The Sailendra (Lords of Mountains) rulers of Java (Indonesia) built the magnificient ninth century Mahayana Buddhist stupa of Borobudur, the largest Buddhist monument in the world and an invaluable heritage of mankind. At a short distance was built the great Hindu complex of Prambanan. In central Myanmar, more than 2000 red-brick temples and monuments mark the city of Pagan, for 400 years the capital of people who also dedicated much of their labour and wealth to the service or their faith. Angkor in Cambodia can boast of the world's largest religious monument and most inspired and spectacular temple complex in the world, which is dedicated to Vishnu. Ayutthaya, a vast and majestic city of Thailand, has 400 splendid temples, In Vietnam, three important groups of temples are my son, Dong Duong and Po Nagar, the second being Buddhist and the other two Saivite. The first royal Sivalinga in South-East Asia was established at my son and the oldest Sanskrit inscription was found in a village called Vo Canh near Nha Trang in the southern part of Vietnam. Wat Phou is Laos' own mini-Angkor. It preserves the glory of Hinduism far away from the land of its origin, the Indian sub-continent.

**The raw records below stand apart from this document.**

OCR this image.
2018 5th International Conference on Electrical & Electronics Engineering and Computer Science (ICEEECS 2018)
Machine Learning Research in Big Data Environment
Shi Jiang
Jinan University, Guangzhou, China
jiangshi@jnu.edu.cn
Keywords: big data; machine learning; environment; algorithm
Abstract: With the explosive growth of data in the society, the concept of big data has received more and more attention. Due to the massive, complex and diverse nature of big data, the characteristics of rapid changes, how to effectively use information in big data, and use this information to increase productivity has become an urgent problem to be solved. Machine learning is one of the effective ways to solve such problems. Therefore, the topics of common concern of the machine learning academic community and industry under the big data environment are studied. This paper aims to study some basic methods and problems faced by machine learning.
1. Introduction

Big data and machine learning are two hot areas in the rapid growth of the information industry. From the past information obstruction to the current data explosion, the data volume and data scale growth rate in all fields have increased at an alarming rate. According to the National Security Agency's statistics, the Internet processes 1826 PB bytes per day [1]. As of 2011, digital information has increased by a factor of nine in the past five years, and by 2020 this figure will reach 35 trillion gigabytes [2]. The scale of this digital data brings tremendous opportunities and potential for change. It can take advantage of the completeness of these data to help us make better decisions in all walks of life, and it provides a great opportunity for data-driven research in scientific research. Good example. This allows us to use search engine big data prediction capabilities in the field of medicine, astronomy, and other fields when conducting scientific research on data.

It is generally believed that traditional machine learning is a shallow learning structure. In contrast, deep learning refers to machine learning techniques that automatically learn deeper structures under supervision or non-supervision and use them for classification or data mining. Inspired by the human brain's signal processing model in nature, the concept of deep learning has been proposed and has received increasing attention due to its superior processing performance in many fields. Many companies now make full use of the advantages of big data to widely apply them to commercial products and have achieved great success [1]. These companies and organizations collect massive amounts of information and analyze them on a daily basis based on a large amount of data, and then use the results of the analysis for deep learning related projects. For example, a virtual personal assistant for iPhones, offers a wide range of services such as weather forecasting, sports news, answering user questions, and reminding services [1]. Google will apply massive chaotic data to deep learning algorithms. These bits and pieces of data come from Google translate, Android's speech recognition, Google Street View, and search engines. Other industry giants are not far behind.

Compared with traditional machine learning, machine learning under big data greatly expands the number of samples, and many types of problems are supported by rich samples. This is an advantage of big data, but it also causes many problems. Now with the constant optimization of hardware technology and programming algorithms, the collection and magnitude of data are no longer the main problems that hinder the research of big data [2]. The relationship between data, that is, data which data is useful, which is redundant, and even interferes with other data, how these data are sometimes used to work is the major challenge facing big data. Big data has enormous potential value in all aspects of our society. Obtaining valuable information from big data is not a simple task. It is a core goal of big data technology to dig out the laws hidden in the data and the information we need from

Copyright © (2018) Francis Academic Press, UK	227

To know Indian art in India alone, is to know but half its story. To apprehend it to the full; one must watch it assuming new forms and breaking into new beauties as it spreads over Myanmar, Thailand and Vietnam; one must gaze in awe at the unexampled grandeur of its creation in Cambodia and Java. In each of these countries, Indian art encounters a different racial genius, a different local environment, and under their modifying influence it takes on a different garb. Therefore the art of each and everyone of these countries is complimentary to the rest and a knowledge of each, such as this book provides, is indispensable to our understanding of the whole.